The crew of Manley - from the 50s to the 80s - and no longer
separated by time and distance, began to close ranks for one
more celebration. It was a Norman Rockwell painting
titled: Camaraderie.
The men and women and children came
together to enjoy rare friendship and a brief Nashville experience
filled with music, entertainment, and tours. Because
Nashville and music are synonymous, you expect nothing but music, music, and
more music. After all, it is the home to all that is country
and has given birth to so many music stars. It is the home
of the new Grand Ole Opry and the modern Country Music Hall of Fame
but also the preserved Ryman Auditorium where the stage and the
walls still echo the birth of country. But
Nashville offers much, much more.
It is the home to Vanderbilt University and the Tennessee State
Museum. Centrally located in downtown Nashville is the
Bicentennial Capitol Mall State Park nestled serenely in the
shadow of the State Capitol. The 19-acre park is designed to
complement the Tennessee Capitol building and give visitors a
taste of Tennessee's great history and natural wonder, and to
serve as a lasting monument to Tennessee's Bicentennial
celebration.
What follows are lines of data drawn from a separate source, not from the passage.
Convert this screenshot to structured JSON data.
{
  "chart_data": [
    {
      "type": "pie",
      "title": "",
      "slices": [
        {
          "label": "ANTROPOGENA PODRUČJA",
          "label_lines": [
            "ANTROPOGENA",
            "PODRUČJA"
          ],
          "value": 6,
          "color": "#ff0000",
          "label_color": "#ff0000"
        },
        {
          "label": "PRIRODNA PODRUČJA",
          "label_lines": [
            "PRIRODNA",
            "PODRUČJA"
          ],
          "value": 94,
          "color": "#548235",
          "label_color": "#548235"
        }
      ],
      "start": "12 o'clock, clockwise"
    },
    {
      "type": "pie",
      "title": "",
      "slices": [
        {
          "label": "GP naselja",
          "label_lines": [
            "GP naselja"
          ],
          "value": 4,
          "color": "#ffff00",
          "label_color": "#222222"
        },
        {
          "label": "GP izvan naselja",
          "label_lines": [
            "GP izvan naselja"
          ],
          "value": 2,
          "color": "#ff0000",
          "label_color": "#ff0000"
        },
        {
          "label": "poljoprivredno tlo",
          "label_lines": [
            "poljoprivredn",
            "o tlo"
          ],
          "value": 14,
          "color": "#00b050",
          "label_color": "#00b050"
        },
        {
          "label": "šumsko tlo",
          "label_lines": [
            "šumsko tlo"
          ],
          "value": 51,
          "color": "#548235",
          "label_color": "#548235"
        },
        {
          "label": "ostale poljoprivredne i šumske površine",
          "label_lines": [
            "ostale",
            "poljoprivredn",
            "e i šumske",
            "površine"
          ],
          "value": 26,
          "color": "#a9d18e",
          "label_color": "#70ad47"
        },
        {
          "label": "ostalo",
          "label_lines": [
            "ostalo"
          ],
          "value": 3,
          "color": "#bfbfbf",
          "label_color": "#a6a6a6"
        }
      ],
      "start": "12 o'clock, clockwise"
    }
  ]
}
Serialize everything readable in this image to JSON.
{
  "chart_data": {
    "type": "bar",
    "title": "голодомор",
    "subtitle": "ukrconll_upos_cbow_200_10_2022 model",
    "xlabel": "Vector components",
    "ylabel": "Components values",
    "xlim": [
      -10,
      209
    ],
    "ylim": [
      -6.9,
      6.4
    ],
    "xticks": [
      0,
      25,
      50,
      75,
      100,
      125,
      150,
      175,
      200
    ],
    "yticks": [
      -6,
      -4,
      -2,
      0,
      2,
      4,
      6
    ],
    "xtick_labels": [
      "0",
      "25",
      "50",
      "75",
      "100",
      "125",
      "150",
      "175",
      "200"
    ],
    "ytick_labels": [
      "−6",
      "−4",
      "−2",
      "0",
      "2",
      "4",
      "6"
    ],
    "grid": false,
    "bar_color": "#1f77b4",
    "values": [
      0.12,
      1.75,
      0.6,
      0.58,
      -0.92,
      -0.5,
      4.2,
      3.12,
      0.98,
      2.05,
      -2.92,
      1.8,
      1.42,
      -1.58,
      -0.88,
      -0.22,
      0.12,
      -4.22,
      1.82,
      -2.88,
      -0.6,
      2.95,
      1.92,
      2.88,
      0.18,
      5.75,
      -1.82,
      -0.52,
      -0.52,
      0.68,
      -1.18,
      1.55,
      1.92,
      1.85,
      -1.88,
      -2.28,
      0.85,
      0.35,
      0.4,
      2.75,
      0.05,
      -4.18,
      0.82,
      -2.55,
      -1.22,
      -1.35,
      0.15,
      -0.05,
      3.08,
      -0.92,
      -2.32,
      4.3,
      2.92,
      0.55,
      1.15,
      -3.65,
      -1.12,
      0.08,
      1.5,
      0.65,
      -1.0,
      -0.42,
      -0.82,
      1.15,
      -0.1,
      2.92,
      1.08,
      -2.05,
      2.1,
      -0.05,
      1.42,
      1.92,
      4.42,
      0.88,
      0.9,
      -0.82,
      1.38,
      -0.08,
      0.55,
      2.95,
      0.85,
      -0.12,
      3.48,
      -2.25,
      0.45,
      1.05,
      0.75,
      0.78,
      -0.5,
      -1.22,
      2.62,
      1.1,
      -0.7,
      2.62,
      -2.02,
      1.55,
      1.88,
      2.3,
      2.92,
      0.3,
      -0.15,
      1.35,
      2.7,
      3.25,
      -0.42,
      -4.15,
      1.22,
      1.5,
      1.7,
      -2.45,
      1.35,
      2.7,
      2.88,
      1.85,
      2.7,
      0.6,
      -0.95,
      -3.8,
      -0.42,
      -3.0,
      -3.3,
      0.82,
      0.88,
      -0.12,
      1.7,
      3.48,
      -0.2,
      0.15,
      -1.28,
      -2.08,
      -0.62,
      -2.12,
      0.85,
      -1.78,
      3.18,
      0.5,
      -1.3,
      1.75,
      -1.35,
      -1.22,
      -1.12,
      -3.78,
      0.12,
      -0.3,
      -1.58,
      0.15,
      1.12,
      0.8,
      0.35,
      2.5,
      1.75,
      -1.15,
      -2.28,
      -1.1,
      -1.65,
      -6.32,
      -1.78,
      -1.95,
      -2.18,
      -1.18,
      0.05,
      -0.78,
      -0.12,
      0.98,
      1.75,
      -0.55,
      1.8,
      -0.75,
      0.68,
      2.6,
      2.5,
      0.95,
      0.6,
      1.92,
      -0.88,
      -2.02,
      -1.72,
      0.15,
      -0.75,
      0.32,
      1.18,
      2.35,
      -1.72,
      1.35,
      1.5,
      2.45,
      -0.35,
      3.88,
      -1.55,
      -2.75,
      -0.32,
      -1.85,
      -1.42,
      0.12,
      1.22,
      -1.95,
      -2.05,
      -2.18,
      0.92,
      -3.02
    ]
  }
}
Ante-bellum mansions line the countryside while
more recent residences of the country stars carve out spaces along
the mountains.
Of course there was entertainment and
without a doubt, the highlight was the
Saturday evening performance at the Grand Ole Opry when Lee
Greenwood appeared on stage to perform his famous God Bless The
USA, and predictably, the Manley crew were quick to rise to
their feet with a roaring ovation. The Association Banquet
on Sunday evening featured the music of Dennis Scott and his
orchestra, and Rik Roberts provided the homespun comedy.
When the farewell breakfast arrived on Monday morning so did the
realization that it would be at least another eighteen months
before all of us would congregate again.